Egypt Saw Uptick in Foreign Demand for Debt After Rate Rise

  • Yields on 6-month and 12-month T-bills rose on Thursday
  • Government exceeds sale target to accommodate foreign appetite

Egypt Is Selling $3 Billion on International Bond Markets

Egypt’s government sold more Treasury bills than it targeted on Thursday to accommodate increased demand from foreigners following the central bank’s interest rate increase this week.

Overseas investors bought 63 percent of the 15.8 billion Egyptian pounds ($873 million) worth of 6-month and 12-month T-bills sold Thursday, said Samy Khallaf, head of the Finance Ministry’s public debt division. The government’s initial target was 12.75 billion pounds in the first sale since borrowing costs were raised on Sunday in an effort to curb spiraling inflation.

“There was an obvious uptick in foreign investor demand” due to the higher rates, Khallaf said in a phone interview.

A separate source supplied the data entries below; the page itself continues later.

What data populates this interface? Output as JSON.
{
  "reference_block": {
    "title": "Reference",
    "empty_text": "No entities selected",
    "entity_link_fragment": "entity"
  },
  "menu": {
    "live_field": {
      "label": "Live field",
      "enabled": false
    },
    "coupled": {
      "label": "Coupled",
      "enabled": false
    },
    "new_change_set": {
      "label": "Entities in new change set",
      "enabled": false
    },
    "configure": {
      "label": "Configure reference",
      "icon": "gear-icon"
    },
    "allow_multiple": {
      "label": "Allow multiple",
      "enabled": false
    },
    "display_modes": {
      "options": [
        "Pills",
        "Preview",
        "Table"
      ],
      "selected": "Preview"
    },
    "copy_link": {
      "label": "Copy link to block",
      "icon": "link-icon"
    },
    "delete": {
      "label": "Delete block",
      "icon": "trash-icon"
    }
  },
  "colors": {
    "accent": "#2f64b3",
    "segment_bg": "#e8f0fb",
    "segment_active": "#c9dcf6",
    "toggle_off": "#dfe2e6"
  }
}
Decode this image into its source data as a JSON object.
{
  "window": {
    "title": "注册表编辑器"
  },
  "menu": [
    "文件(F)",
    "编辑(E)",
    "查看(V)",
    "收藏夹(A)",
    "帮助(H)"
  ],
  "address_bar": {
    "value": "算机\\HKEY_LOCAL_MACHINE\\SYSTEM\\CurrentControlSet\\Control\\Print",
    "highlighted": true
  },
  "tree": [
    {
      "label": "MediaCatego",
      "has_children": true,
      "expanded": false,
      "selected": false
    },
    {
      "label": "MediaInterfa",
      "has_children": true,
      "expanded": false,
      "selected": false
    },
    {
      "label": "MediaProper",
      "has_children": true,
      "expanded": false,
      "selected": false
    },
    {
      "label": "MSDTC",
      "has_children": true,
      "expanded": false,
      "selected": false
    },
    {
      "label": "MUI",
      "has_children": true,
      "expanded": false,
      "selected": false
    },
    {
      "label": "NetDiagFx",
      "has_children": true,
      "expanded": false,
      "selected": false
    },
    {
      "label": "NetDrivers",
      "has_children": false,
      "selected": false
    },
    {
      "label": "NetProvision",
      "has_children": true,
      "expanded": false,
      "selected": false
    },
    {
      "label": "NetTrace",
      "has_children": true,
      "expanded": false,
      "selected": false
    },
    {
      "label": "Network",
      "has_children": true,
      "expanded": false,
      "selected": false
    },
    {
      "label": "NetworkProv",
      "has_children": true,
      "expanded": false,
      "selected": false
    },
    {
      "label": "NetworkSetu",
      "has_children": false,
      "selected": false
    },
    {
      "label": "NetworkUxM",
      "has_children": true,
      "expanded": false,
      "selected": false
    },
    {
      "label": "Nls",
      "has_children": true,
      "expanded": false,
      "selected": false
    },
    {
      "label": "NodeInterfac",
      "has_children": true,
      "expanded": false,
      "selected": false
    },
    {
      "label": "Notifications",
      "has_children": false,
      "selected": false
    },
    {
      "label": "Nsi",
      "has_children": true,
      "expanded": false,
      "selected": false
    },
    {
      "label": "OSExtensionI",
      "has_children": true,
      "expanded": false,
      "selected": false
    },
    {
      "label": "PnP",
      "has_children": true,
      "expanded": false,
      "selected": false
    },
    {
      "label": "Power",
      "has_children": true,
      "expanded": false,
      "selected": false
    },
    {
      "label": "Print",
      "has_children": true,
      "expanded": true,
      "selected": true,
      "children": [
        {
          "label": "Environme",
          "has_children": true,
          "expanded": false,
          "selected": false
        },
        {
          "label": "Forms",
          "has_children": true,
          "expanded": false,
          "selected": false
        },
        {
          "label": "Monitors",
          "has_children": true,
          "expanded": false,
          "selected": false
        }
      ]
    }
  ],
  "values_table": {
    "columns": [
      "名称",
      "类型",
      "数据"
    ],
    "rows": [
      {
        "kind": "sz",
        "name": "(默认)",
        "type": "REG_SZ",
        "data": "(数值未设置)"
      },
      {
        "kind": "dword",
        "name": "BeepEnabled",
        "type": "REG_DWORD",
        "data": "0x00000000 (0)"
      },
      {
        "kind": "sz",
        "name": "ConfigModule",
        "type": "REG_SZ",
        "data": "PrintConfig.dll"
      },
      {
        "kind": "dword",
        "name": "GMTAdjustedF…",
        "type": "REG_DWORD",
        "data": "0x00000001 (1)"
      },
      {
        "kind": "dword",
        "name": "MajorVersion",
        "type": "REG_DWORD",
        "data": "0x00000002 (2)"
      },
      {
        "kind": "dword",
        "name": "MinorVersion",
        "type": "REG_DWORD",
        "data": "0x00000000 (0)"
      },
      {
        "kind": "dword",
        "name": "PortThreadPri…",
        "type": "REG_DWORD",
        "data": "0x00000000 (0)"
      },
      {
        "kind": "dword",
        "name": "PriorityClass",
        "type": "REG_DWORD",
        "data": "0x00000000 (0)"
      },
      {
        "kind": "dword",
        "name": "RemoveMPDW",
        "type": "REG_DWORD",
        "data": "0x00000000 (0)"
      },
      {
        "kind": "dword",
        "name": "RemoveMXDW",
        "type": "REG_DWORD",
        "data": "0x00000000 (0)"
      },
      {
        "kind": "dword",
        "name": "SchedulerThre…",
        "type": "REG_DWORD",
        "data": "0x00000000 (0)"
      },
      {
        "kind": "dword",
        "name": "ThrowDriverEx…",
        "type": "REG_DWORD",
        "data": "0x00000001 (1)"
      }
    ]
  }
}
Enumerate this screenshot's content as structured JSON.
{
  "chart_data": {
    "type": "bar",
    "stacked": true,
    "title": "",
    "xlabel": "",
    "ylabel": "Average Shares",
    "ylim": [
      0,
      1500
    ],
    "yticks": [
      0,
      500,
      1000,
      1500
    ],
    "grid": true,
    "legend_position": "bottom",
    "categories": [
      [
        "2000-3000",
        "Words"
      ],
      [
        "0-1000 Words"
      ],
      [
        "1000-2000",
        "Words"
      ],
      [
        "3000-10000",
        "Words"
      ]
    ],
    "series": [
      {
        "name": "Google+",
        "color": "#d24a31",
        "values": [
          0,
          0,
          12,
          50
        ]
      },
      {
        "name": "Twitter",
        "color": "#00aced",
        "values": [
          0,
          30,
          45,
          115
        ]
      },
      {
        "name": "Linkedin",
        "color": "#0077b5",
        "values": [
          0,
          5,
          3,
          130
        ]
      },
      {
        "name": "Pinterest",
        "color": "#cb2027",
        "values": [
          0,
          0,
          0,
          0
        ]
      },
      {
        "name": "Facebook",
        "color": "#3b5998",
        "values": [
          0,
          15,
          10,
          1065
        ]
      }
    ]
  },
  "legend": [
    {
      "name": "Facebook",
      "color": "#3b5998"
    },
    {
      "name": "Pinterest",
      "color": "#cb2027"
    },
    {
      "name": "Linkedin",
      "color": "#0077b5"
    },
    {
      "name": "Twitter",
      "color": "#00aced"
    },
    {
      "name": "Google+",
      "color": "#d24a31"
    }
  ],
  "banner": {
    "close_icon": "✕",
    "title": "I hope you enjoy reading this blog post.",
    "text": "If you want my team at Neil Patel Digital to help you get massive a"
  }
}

Foreign holdings of Egyptian debt were about 120 billion pounds as of Tuesday, he said.

Foreign currency inflows into Egypt’s debt and equity market have already been steadily growing since the central bank removed restrictions on the currency and raised interest rates in November before securing a $12 billion loan from the International Monetary Fund.

Average yields on the 6-month notes rose 85 basis points from last week’s sale to 20.66 percent; and 89 basis points on the 12-month notes to 20.58 percent.

Khallaf said all foreigners took positions using the central bank’s repatriation fund, which guarantees expedited transfer of money abroad. Before November, overseas investors cited difficulties in sending profits abroad as well as the overvaluation of the pound as reasons for their reluctance to put money in Egyptian markets.

The pound was little changed at 18.09 per dollar at 3:27 p.m. in Cairo.